Said to be a descendant of James Mossman (1530–1573), Mossman was born in West Linton, the son of the local schoolmaster, John Mossman (died 1808) and Jean Forrest.
He apparently trained under Sir Francis Chantrey in London before returning to Scotland in 1823, where he first lived in Edinburgh, working as a marble cutter on Leith Walk before moving Glasgow in 1830, where he lived for the remainder of his life. In 1833 he began his own company “William Mossman”, renamed to “J G & W Mossman” in 1854, when he embraced his sons into the firm as partners. From 1857 the firm was known as J & G Mossman Ltd.
During the boom of cemetery development in Glasgow Mossman received many commissions for monuments in the Glasgow Necropolis, Sighthill Cemetery and the Southern Necropolis.
Mossman died in 1851 and was buried in Sighthill Cemetery in north Glasgow, with his monument designed by Alexander “Greek” Thomson.
- Bust of James Cleland (1831)
- Bust of David Hamilton (c.1835)
- Heraldic panels, Lennox Castle (1837–1841)
- Monument to Peter Lawrence, Glasgow Necropolis (1840)
- Monument to “Highland Mary”, Greenock Cemetery (1841)
- Tomb of Mrs Lockhart, Glasgow Necropolis (1842)

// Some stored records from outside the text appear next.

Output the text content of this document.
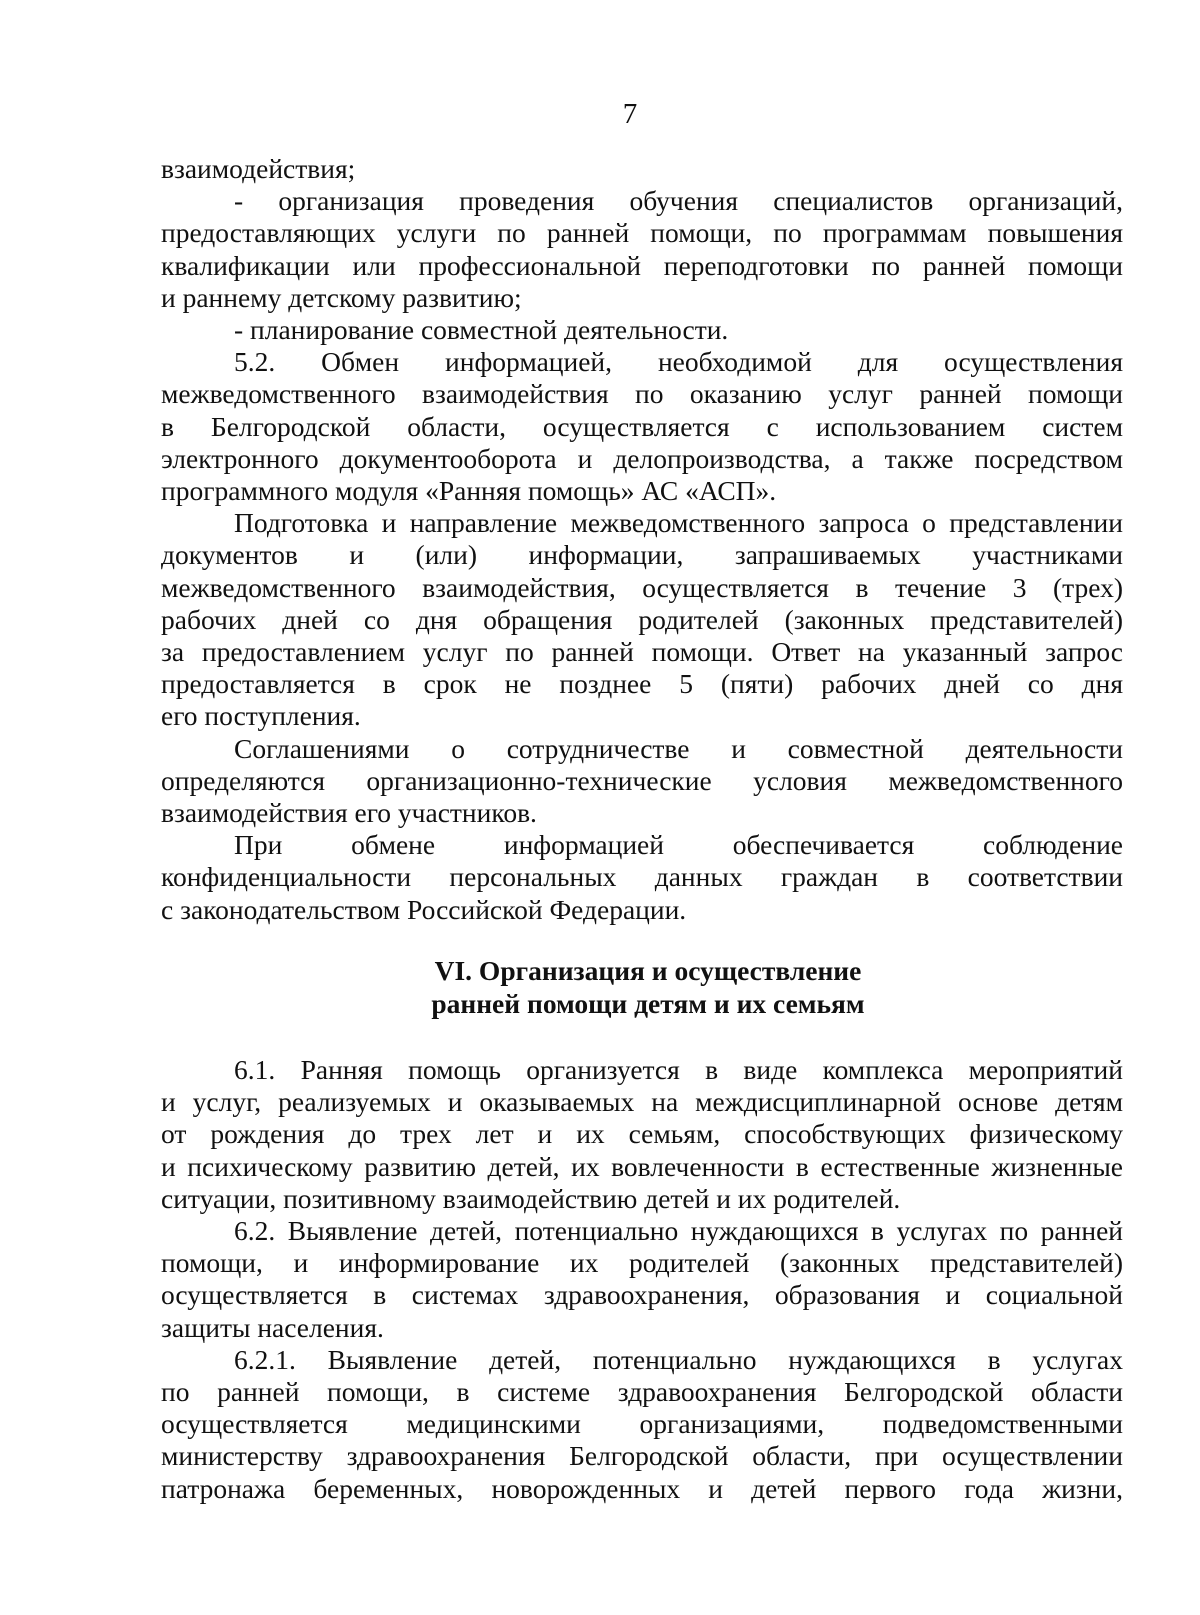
7

взаимодействия;

- организация проведения обучения специалистов организаций,

предоставляющих услуги по ранней помощи, по программам повышения

квалификации или профессиональной переподготовки по ранней помощи

и раннему детскому развитию;

- планирование совместной деятельности.

5.2. Обмен информацией, необходимой для осуществления

межведомственного взаимодействия по оказанию услуг ранней помощи

в Белгородской области, осуществляется с использованием систем

электронного документооборота и делопроизводства, а также посредством

программного модуля «Ранняя помощь» АС «АСП».

Подготовка и направление межведомственного запроса о представлении

документов и (или) информации, запрашиваемых участниками

межведомственного взаимодействия, осуществляется в течение 3 (трех)

рабочих дней со дня обращения родителей (законных представителей)

за предоставлением услуг по ранней помощи. Ответ на указанный запрос

предоставляется в срок не позднее 5 (пяти) рабочих дней со дня

его поступления.

Соглашениями о сотрудничестве и совместной деятельности

определяются организационно-технические условия межведомственного

взаимодействия его участников.

При обмене информацией обеспечивается соблюдение

конфиденциальности персональных данных граждан в соответствии

с законодательством Российской Федерации.

VI. Организация и осуществление
ранней помощи детям и их семьям

6.1. Ранняя помощь организуется в виде комплекса мероприятий

и услуг, реализуемых и оказываемых на междисциплинарной основе детям

от рождения до трех лет и их семьям, способствующих физическому

и психическому развитию детей, их вовлеченности в естественные жизненные

ситуации, позитивному взаимодействию детей и их родителей.

6.2. Выявление детей, потенциально нуждающихся в услугах по ранней

помощи, и информирование их родителей (законных представителей)

осуществляется в системах здравоохранения, образования и социальной

защиты населения.

6.2.1. Выявление детей, потенциально нуждающихся в услугах

по ранней помощи, в системе здравоохранения Белгородской области

осуществляется медицинскими организациями, подведомственными

министерству здравоохранения Белгородской области, при осуществлении

патронажа беременных, новорожденных и детей первого года жизни,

- Corbel heads on west front of Glasgow Cathedral and recarving of gargoyles (1842) under the employ of Edward Blore
- Monument to Lt. Joseph F. Gomoszynski, Glasgow Necropolis (1845)
- “Beloved Mother” monument, Glasgow Necropolis (1845)
- Monument to Lord Cathcart, Paisley Abbey (1848)
Mossman married Jean McLahlan in London in 1816 and had three sons, each of whom became sculptors: John Mossman, George Mossman and William Mossman Jr.